Experiments with proteins

In the previous chapter it was discussed that not only the molecular weight, but also the shape of the molecules is important when performing SEC studies. This issue is of great importance when studying proteins. Proteins are formed by sequences of monomers called amino acids that undergo condensation reactions releasing water and forming a peptide bond. To be able to complete their biological functions this sequences fold into different spatial conformations driven by different intermolecular forces such as hydrogen bonds or van der Waals forces, the final spatial conformations vary from tubular proteins to globular ones [151]. Therefore, it is possible that a protein with a lower molecular weight could diffuse slower because of a larger spatial conformation.

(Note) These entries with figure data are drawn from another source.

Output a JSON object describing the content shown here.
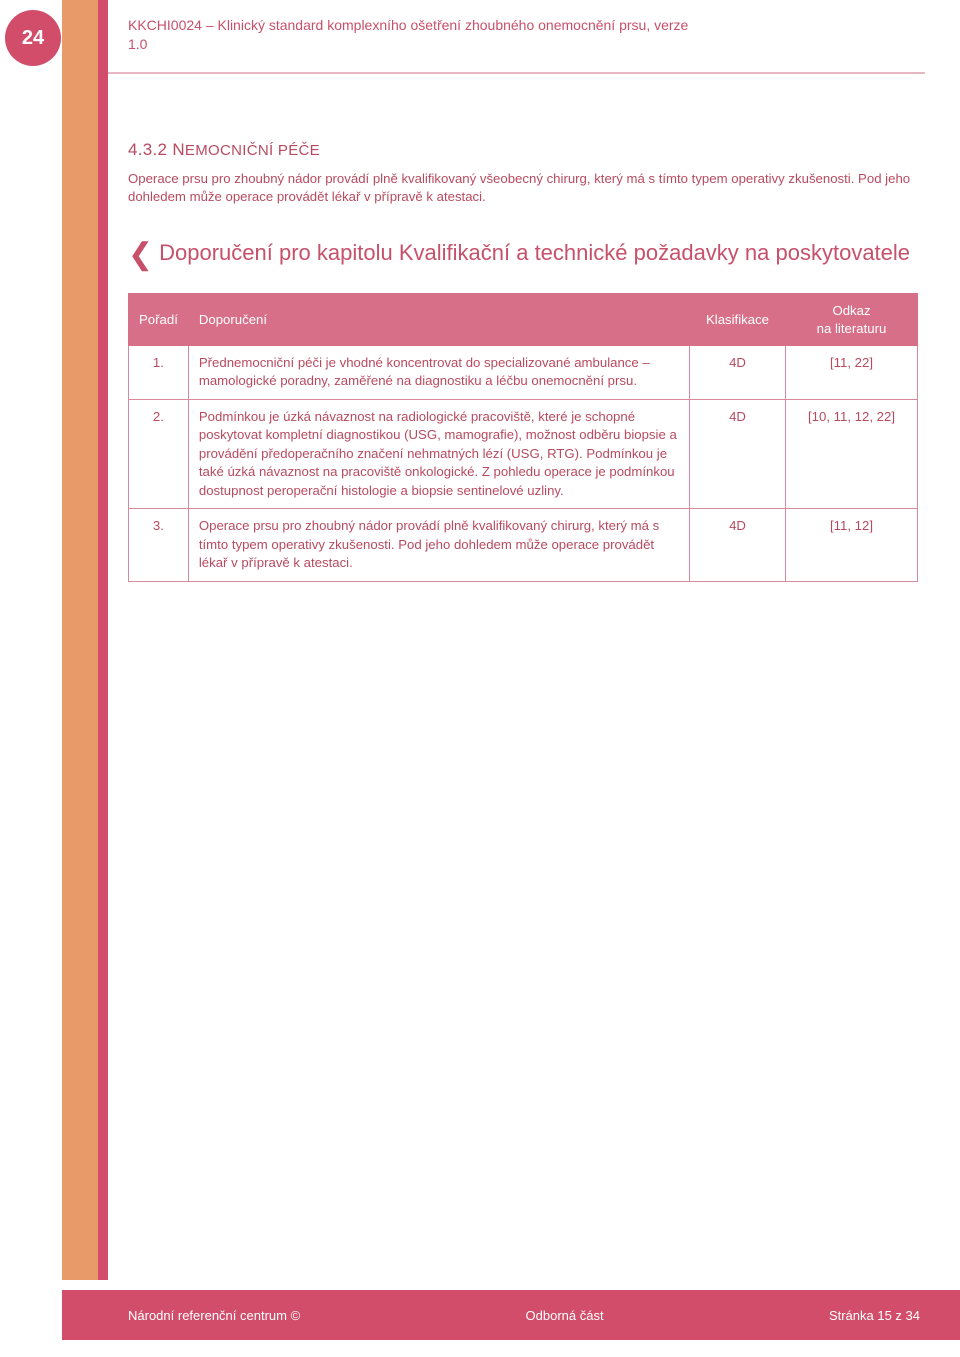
{
  "colors": {
    "accent": "#d24d6a",
    "accent_light": "#d86f88",
    "text_wine": "#b84a5f",
    "stripe_orange": "#e89a68",
    "border": "#d88a9d",
    "header_line": "#e7b8c3"
  },
  "page_number": "24",
  "header": {
    "line1": "KKCHI0024 – Klinický standard komplexního ošetření zhoubného onemocnění prsu, verze",
    "line2": "1.0"
  },
  "section": {
    "number_title": "4.3.2 NEMOCNIČNÍ PÉČE",
    "paragraph": "Operace prsu pro zhoubný nádor provádí plně kvalifikovaný všeobecný chirurg, který má s tímto typem operativy zkušenosti. Pod jeho dohledem může operace provádět lékař v přípravě k atestaci."
  },
  "rec_heading": "Doporučení pro kapitolu Kvalifikační a technické požadavky na poskytovatele",
  "table": {
    "columns": {
      "poradi": "Pořadí",
      "doporuceni": "Doporučení",
      "klasifikace": "Klasifikace",
      "odkaz_line1": "Odkaz",
      "odkaz_line2": "na literaturu"
    },
    "rows": [
      {
        "n": "1.",
        "text": "Přednemocniční péči je vhodné koncentrovat do specializované ambulance – mamologické poradny, zaměřené na diagnostiku a léčbu onemocnění prsu.",
        "klas": "4D",
        "odk": "[11, 22]"
      },
      {
        "n": "2.",
        "text": "Podmínkou je úzká návaznost na radiologické pracoviště, které je schopné poskytovat kompletní diagnostikou (USG, mamografie), možnost odběru biopsie a provádění předoperačního značení nehmatných lézí (USG, RTG). Podmínkou je také úzká návaznost na pracoviště onkologické. Z pohledu operace je podmínkou dostupnost peroperační histologie a biopsie sentinelové uzliny.",
        "klas": "4D",
        "odk": "[10, 11, 12, 22]"
      },
      {
        "n": "3.",
        "text": "Operace prsu pro zhoubný nádor provádí plně kvalifikovaný chirurg, který má s tímto typem operativy zkušenosti. Pod jeho dohledem může operace provádět lékař v přípravě k atestaci.",
        "klas": "4D",
        "odk": "[11, 12]"
      }
    ]
  },
  "footer": {
    "left": "Národní referenční centrum ©",
    "center": "Odborná část",
    "right": "Stránka 15 z 34"
  }
}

In order to appreciate this effect the diffusion coefficients of a group of different proteins were recorded with high concentrations of urea and without urea at a 2 kHz spinning rate. Urea is an organic compound that in concentrations between 8 and 10 M is a powerful protein denaturant as it disrupts the noncovalent interactions in proteins [152]. Therefore, proteins unfold and increase their effective hydrodynamic size reducing their diffusion coefficient. The results are shown in table 4.1

Proteins

Table 4.1: Summary of diffusion coefficients of samples of 2 mM proteins of varying molecular weights in buffer with and without urea 8 M at 2 kHz spinning rate

Looking at the table above, the data is consistent with the statement that urea can disrupt the noncovalent interactions and expand the spatial conformation of the proteins increasing their effective radius and consequently decreasing the diffusion coefficient. In addition, the result are also in agreement with the importance of protein conformation after the folding process that was mentioned before. This conformation can affect to the diffusion as it is shown by one of the largest proteins of the studied set, the albumin from chicken egg, which it is also the fastest one.

Although the proteins used in this experiments have similar weights to the polymers used in previous studies [75] the diffusion coefficient that they show were larger than the polymer ones which were diffusing between 3.5 and 4.5 × 10^-10 m² s^-1. This is in agreement with the fact that polymers show larger sizes than proteins due to the protein folding, as the results became more similar when the urea was used. However, the concentration used for the proteins was much lower than the used for the polymers which could contribute to a slower diffusion coefficient for the polymers.

Nonetheless, the result were not exactly in agreement with the range of velocities expected because the proteins diffused 10x faster than the polymers in static conditions. Therefore, as it was mentioned before, the high spinning rate is increasing the diffusion coefficient probably due to an increase of the kinetic energy. However, for the proteins studied, the diffusing behaviour of the proteins followed the expected pattern. Therefore, they seem as good candidates to carry on with the diffusion studies under MAS conditions.

Finally, in order to compare the proteins results with the polymer results of similar molecular weights, the chosen proteins to continue the studies were the proteins shown in table 4.2 because they have similar weight to the polymers that were used in our previous studies [75].

Protein Molecular weight (Da)

Bovine Serum Albumin (BSA) 66500

α-Chymotrypsinogen A 25600

β-Lactoglobulin 18400

Bovine α-Lactalbumin 14178

Table 4.2: Summary of proteins used for HR-MAS NMR chromatography

The diffusion coefficients of the proteins were recorded under 2 kHz MAS conditions from samples of 2mM concentration in buffer with and without Sephadex G50. In order to fill the whole rotor with stationary phase the samples were prepared as described in chapter 2. The protein diffusion results are shown in figure 4.5.

Figure 4.5: Diffusion of proteins in buffer at 2 kHz spin rate with and without Sephadex G50

Without the presence of stationary phase, the results shown by the proteins followed the expected pattern, which is, the larger the protein the slower the diffusion coefficient is. The only not expected results is the high speed of the diffusion coefficient compared to the tube results.

When the stationary phase was added, the diffusion coefficient of the smaller molecules was reduced more than the larger ones. This observation is in agreement with size exclusion principles, as the smaller the molecule is the one that can explore more the pores of the stationary phase allowing a greater interaction between the molecule and the stationary phase.

It could also be observed that all the proteins presented a very similar diffusion coefficient in presence of the stationary phase. Although this result could be possible it was unexpected that even the molecules that would not fit in the pores and therefore their diffusion coefficient should barely vary, presented and large variation in the diffusion coefficient (BSA varied from 5.5 to 2.1 × 10^-10 m² s^-1 when the pore size max is 30 kDa for globular proteins and this protein is 66.5 kDa see tables 2.1 and 4.2). These two facts together suggested that what the molecules were experiencing was not a size exclusion effect but hindered diffusion due to the large centrifugal force generated in the solution that prevented the molecules from diffusing freely may be due to interferences between them and also with the stationary phase. Therefore, the possible explanation is the fact that such a high spin rate could cause sedimentation effects when the stationary phase was present in the sample, which prevented the molecules of diffusing normally in the solution. However, further studies must be done to support this idea such as putting the sample under high centrifugal forces and see if there is a gradient of concentrations generated.